Bundles of flowers marked the edges of the police tape keeping people away from 1305 31st Street in Fruitvale, the building known as the Ghost Ship. Nearby there were candles and a plastic bottle of whiskey and little handwritten notes on Post-Its.
“Thinking of you, Ara Jo. Love you.”
“Jason, thank you for being my weird alien.”
“Rest in power.”
Just before midnight on Friday, a three-alarm fire consumed the warehouse during a party at the Ghost Ship, which served as a living and working space for an art collective. The building, which was not zoned as a residential space, was divided into separate rooms by makeshift walls and full of wooden furniture. There were no sprinklers. Just last month it was cited for “illegal structures.” A rickety staircase made of wooden pallets led to the second floor, where fire chief Theresa Deloach Reed said Saturday that most of the initial victims were found.
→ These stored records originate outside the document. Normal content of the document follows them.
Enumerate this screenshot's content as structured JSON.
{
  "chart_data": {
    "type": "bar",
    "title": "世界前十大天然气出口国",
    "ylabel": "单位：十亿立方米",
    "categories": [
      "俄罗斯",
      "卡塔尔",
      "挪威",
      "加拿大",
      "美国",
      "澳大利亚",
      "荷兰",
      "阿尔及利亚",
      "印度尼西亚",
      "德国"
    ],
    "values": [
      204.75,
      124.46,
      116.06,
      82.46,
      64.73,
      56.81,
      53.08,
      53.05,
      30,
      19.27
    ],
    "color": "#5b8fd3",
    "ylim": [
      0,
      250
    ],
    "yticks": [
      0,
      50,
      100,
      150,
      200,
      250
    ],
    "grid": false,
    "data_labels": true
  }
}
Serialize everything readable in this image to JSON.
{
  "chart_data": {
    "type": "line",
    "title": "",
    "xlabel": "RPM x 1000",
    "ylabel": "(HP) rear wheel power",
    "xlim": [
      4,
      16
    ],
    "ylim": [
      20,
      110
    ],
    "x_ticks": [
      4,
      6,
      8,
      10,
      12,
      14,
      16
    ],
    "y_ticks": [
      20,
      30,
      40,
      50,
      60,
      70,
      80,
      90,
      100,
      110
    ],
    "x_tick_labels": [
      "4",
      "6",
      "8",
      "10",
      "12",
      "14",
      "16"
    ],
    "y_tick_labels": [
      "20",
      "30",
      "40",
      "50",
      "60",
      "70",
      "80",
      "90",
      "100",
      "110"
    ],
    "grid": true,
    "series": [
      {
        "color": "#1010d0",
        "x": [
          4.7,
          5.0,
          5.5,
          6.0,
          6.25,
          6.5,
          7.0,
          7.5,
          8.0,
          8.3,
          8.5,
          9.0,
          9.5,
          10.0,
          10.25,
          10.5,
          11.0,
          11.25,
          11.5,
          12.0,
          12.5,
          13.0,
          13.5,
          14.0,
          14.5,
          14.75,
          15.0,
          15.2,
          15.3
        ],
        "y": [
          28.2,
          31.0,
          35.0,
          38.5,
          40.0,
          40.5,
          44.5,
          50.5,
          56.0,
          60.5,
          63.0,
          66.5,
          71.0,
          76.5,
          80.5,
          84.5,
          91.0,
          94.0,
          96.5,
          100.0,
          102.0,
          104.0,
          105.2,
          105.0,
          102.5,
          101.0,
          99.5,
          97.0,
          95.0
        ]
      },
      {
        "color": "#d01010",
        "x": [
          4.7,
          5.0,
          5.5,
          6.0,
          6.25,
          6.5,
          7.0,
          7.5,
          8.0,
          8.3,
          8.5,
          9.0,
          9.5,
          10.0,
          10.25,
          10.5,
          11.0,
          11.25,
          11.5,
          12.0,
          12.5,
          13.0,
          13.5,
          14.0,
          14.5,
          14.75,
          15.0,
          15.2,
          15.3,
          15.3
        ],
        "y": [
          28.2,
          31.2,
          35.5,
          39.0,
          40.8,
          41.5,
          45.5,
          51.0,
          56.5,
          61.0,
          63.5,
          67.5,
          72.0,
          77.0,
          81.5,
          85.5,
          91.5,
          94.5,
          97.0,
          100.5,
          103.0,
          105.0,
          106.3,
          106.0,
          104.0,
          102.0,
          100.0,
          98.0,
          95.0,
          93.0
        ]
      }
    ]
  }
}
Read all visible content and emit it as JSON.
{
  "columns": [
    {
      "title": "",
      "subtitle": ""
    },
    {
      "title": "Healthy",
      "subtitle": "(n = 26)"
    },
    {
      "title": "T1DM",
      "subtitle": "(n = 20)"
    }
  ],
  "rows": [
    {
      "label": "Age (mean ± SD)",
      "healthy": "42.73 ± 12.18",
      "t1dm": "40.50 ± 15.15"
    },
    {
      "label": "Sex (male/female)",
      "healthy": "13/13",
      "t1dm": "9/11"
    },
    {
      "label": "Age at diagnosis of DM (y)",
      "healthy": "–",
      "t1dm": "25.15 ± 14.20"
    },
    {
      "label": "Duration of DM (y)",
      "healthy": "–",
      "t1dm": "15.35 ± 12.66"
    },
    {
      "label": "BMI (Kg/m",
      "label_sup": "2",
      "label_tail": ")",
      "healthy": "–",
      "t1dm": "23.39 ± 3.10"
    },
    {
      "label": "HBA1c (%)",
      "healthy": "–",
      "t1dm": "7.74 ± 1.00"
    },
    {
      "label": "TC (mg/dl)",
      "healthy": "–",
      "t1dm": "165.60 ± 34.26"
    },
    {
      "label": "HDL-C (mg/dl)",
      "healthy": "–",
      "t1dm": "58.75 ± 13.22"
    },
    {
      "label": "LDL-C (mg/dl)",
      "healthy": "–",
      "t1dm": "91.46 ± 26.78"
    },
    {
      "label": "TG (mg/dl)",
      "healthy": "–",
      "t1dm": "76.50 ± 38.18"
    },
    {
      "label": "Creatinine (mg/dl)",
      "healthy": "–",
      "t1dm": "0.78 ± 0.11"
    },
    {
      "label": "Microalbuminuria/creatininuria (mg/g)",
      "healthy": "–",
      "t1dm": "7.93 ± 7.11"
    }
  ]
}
“We’re expecting the worst and hoping for the best in regards to how many more victims we find,” Alameda County Sheriff’s Office spokesman Sgt. Ray Kelly told reporters.
Late Sunday night, the Alameda County Sheriff’s Office Coroner’s Bureau publicly identified seven victims. Dozens more remain unidentified. That’s leaving friends and families of the missing persons thought to be in the building hanging in uncertainty.
One of those friends is Troy Eaves.
Troy’s phone was off most of Saturday at his home in Minneapolis, but when he plugged it into the charger somewhere around 5 or 6 last evening, he was inundated with Facebook messages, texts, and emails from people he hadn’t spoken to in decades. He sorted out the chaos, and Googled “Oakland fire.”
On a series of news articles, he saw the name and photo of his childhood best friend, Jason McCarty, as one of the many missing persons.
McCarty and Eaves grew up in the Iowa town of Fort Madison, perched on the lip of the Mississippi River. They met around kindergarten or first grade, and lived just a few blocks away from each other. They’d ride bikes to each others’ houses, and do sleepovers every weekend. In high school, they shared a locker for four years.
“We were basically inseparable,” Eaves, 35, told The Daily Beast.
McCarty is a year older than Eaves, so he got his license a little earlier. They’d drive around, listening to Wu Tang and Radiohead. One time, they skipped class and went to Warped Tour, saw Redman, the Counting Crows. A weird mix of bands, he remembers.
They watched Chicago Bulls games with Jason’s dad—he really liked basketball back then. But mostly, in those later teenage years, they drew—for hours and hours, on sketchpads, sitting sometimes in silence, but occasionally talking and comparing, bouncing ideas off one another.
Eaves was always inspired by the extent of Jason’s talent.
“I would mimic the way he drew, and try to emulate him to a degree,” Eaves said. “Because he was the coolest, most artistic free spirit I knew.”
College sent Jason to Maryland and Troy to the University of Iowa, but they always carved out time in their schedules to catch up as they grew into their 30s—twice or so a year, Troy says. The last time was just a few weeks ago, when Jason was preparing to visit his girlfriend in Paris. Troy mentioned he wanted to get out to San Francisco soon to visit.
Troy is glued to every update the news brings. He is bracing for the worst.
“I don’t know what the news would be, besides a confirmation,” he says.
Jason’s name wasn’t on the list of names Alameda County released late Sunday night. Troy will keep following the news.
“He really was the most impactful friend I’ve ever had,” Troy says. “He impacted me inspired me challenged me than anyone I ever met. He was such a true artist and a true honest, real person, and he was inspiring and he didn’t even know it. He was himself, at all times.”
“It’s those things you wish you told him before.”